Well, for one, it has obvious, superficial reasons, such as the typically super-white teeth and perfectly groomed appearances that Americans tend to have compared to their more natural-yet-not-necessarily-better-looking European counterparts. But then again, Americans tend to dress up less often and like wearing their sneakers and sweatpants everywhere without ever being judged, a level of a relaxed attitude I would sometimes like to see in my own country.
But aside from visual aspects, girls in the States expect to live their lives like Barbie in her dreamhouse, with her super-manly successful boyfriend. They want to live the American Dream. But while these expectations are high, I often find that putting guys on a pedestal and doing anything in order to get their attention is a big part of getting to this ultimate goal.
In America, guys get to be cool players who are allowed to switch between different pretty girl-toys who will simply obey their preferences. From my experience at an American university, I understand that dating in the U.S. is a lot more spontaneous and relies a lot less on checking every detail about the other person.
Love is found, and dismissed, very casually and almost according to the preferences of the particular day. I could hardly find anyone who wasn’t in a relationship and who wasn’t engaged in some serious PDA all over the place, complete with holding hands, wearing matching clothes, constantly uploading a super-couple-y profile picture on Facebook and so on. It felt almost as though each person played their role in the perfect relationship, but could easily repeat it the following week with somebody else.

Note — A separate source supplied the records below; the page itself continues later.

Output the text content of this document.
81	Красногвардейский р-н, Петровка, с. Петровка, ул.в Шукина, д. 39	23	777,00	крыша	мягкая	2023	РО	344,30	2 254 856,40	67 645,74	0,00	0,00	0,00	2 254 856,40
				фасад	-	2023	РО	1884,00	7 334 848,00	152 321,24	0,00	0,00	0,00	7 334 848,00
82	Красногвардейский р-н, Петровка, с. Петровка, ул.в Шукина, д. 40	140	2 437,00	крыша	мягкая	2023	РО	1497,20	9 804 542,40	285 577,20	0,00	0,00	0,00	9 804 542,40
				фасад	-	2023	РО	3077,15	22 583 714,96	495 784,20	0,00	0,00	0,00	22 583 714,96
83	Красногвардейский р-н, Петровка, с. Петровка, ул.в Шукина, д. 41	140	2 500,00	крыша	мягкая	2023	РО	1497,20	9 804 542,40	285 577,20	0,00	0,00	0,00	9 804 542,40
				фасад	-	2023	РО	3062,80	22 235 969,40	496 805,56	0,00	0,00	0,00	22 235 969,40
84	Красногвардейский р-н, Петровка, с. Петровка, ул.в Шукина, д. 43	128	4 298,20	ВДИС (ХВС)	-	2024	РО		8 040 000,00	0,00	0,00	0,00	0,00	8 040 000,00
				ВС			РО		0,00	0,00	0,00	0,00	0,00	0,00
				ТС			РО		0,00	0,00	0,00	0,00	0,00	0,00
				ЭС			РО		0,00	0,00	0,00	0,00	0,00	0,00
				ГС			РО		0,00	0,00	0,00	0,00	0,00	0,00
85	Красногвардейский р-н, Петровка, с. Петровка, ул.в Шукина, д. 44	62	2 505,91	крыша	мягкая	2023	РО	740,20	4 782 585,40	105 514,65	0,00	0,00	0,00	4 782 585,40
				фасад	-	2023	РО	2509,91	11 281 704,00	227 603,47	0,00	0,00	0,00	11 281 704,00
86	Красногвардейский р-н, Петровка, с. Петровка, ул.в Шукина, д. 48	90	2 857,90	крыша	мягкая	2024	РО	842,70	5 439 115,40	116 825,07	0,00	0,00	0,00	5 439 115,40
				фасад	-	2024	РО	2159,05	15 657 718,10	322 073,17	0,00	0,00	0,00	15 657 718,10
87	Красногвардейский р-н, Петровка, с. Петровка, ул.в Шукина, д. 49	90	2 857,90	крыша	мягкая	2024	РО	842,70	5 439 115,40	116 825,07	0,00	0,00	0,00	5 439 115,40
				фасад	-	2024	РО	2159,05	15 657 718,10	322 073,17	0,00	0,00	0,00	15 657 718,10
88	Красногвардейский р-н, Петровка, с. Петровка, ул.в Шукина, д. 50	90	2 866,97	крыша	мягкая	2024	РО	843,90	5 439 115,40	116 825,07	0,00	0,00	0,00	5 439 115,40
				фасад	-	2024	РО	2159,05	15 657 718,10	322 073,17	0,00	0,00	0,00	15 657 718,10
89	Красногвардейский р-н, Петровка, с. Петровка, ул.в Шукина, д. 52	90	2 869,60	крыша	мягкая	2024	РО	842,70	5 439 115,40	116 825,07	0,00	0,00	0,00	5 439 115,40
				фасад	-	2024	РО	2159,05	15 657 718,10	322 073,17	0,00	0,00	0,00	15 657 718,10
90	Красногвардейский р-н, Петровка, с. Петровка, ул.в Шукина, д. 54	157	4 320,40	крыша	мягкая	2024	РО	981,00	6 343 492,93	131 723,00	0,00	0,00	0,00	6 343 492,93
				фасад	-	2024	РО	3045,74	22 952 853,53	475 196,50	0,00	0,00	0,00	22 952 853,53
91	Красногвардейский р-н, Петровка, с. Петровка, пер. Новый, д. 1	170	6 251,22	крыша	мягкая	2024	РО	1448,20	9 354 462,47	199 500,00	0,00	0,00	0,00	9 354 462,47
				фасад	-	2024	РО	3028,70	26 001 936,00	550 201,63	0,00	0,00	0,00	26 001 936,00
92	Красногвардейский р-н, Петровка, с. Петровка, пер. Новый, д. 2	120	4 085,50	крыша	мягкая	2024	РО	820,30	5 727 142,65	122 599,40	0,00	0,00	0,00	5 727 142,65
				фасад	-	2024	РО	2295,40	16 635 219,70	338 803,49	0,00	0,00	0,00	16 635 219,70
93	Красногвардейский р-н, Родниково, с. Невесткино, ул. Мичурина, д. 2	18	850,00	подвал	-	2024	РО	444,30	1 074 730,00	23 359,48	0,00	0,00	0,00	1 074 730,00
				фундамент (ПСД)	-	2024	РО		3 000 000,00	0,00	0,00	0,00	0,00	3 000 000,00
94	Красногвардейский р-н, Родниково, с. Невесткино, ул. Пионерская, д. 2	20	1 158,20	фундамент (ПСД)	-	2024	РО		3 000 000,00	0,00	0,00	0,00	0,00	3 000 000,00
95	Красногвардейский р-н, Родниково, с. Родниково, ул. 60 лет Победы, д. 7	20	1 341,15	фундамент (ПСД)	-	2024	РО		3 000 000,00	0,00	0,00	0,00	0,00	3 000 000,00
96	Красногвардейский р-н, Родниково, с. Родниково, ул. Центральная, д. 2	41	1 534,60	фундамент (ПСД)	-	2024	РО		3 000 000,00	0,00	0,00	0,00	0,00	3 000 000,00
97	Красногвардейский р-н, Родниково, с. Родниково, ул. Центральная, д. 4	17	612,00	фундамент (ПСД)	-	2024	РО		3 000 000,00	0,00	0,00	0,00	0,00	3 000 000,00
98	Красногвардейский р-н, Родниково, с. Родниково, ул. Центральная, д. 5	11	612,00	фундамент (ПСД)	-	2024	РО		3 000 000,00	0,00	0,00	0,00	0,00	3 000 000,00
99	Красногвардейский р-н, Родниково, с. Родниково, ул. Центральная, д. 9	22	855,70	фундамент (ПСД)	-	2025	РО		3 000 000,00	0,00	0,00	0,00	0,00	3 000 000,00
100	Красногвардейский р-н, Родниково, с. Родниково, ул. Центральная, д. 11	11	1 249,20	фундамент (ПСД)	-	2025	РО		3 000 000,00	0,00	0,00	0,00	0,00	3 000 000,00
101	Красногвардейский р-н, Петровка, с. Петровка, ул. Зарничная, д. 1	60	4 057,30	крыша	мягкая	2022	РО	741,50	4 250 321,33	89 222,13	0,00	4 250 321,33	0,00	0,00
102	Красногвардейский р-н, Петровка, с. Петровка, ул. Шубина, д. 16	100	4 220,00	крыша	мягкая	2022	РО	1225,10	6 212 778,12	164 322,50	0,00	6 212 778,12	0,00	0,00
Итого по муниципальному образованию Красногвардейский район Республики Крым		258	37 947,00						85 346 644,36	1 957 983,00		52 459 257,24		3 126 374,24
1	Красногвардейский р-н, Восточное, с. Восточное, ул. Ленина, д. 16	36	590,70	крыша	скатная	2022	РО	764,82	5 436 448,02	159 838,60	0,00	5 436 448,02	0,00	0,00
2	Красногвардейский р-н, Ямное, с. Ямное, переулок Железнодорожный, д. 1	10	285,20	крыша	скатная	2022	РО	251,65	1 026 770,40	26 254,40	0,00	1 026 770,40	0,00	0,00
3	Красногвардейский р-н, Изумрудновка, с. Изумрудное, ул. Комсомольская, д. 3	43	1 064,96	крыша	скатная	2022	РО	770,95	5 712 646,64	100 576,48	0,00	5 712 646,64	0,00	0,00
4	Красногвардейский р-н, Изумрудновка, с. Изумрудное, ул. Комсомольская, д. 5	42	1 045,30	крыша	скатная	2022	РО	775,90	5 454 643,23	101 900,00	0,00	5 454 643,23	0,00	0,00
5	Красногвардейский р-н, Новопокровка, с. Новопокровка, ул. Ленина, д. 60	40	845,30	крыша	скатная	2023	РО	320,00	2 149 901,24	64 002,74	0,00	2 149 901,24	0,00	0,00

This leads me to my next point, of commitment not being the serious part of the relationship. Apparently, a boyfriend or girlfriend is defined as being the most current interesting or comfortable member of the opposite sex that one can find, which also means that the relationship status is often likely to change in almost as short an amount of time that the neck needs to direct the face’s gaze into a new direction.
Of course this is obviously not true for every single American, but it is the view that is generally conveyed to the outside. In reality, though, American couples are often still getting to know each other when they are already together, and could easily end up holding their partner’s best friend’s hand in the next instant. It’s like there is a constant trial-and-error going on in order to find out who you can actually see yourself with.
In Europe, on the other hand, not many people are ever in a relationship, but if you have a boyfriend/girlfriend, it actually means something and will probably last for a while. That’s also the reason why Europeans are notoriously single and complaining about it. Europeans are a lot less likely to just date anyone in order to see how it goes, but will always find some minor detail to be a horrible, insurmountable flaw in the other person.
After making their own lives very complicated, if a European actually manages to attain a relationship, you often will not even know how to spot it. When the members of the couple are out and about, they will probably not mention their partner very often or obsess about them (of course, there are always exceptions) and will not be super-touchy and obvious in public when they are together. On the inside, however, they will be really happy they were actually able to nail each other down after the endless confusion and unnecessary drama along the way.
So why does this difference even exist, or is it just a slightly different packaging of basically the same feelings? My theory is that Europeans feel a lot safer in their tiny familiar communities, little towns and social circles where everyone knows everyone, that they are a lot more afraid to commit to one person within this already-figured-out social life.
Americans, on the other hand, can feel a lot more lost in the crowd of a huge, diverse population and thus are more likely to commit to someone without making it the search for the Holy Grail. This is exactly the problem that Europeans face, they make finding a partner an endless quest that resembles the quest of the grail, over complicating their lives and sometimes missing out on necessary learning experiences of short-term failed relationships.